Cuando quiso darse cuenta, la experiencia había terminado. Comenzaron a salir del iglú y sintió una sensación extraña en el exterior. Se sentía renacida, algo había cambiado, estaba completamente transpirada y relajada, pero había un cambio más profundo que no podía identificar. Una vez fuera, el grupo hizo una oración de cierre y agradecimiento y se dirigieron hacia la salida.

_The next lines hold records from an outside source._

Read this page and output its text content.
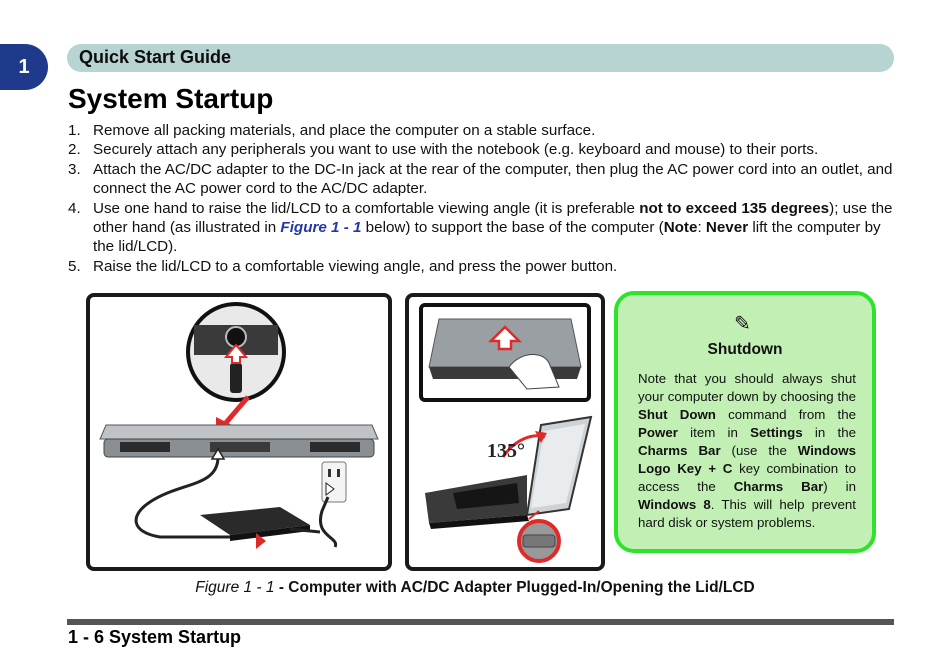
1	Quick Start Guide
System Startup
1. Remove all packing materials, and place the computer on a stable surface.
2. Securely attach any peripherals you want to use with the notebook (e.g. keyboard and mouse) to their ports.
3. Attach the AC/DC adapter to the DC-In jack at the rear of the computer, then plug the AC power cord into an outlet, and connect the AC power cord to the AC/DC adapter.
4. Use one hand to raise the lid/LCD to a comfortable viewing angle (it is preferable not to exceed 135 degrees); use the other hand (as illustrated in Figure 1 - 1 below) to support the base of the computer (Note: Never lift the computer by the lid/LCD).
5. Raise the lid/LCD to a comfortable viewing angle, and press the power button.
135°
✎
Shutdown
Note that you should always shut your computer down by choosing the Shut Down command from the Power item in Settings in the Charms Bar (use the Windows Logo Key + C key combination to access the Charms Bar) in Windows 8. This will help prevent hard disk or system problems.
Figure 1 - 1 - Computer with AC/DC Adapter Plugged-In/Opening the Lid/LCD
1 - 6 System Startup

Esa noche le costó dormir. Las imágenes que había recordado sonaban como un eco en su cabeza. Recordó la carta que había encontrado esa tarde y la tomó de su campera. Al verla, se identificó con los personajes cayendo al abismo, pero también con la estructura destruyéndose. Acomodó la carta bajo su almohada y se entregó al sueño.

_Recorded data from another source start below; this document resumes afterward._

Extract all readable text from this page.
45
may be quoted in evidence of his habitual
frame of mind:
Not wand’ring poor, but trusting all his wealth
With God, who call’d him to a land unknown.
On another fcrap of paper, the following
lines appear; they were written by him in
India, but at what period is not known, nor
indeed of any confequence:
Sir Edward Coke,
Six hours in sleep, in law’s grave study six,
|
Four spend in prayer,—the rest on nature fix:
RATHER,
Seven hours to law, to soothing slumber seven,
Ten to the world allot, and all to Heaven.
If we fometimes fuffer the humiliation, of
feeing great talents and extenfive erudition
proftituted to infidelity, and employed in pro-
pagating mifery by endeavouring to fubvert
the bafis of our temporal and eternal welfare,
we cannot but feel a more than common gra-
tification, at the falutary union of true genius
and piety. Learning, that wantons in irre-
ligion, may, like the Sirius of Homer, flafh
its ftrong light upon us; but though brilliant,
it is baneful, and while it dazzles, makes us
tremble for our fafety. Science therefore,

Al día siguiente se despertó, preparó el desayuno, lo llevó al balcón y, mirando las montañas, le pareció que la claridad de la mañana le regalaba una epifanía: el común denominador, las montañas. Ambas, tanto ella como su madre, habían escapado hacia ellas debido al dolor. ¿Realmente había querido estar ahí o había aprendido que así se solucionan los problemas? 

Juntó el desayuno y se dirigió a la habitación para tender la cama, al mover la almohada cayó la carta al piso. Esta vez, vio en ella una energía arrolladora y renovadora. Tomó su computadora y sacó un pasaje hacia la ciudad. Porque si algo había comprendido en la cálida aventura del día anterior, es que el viaje de sanación es interno, y sólo así se liberaría de su dolor.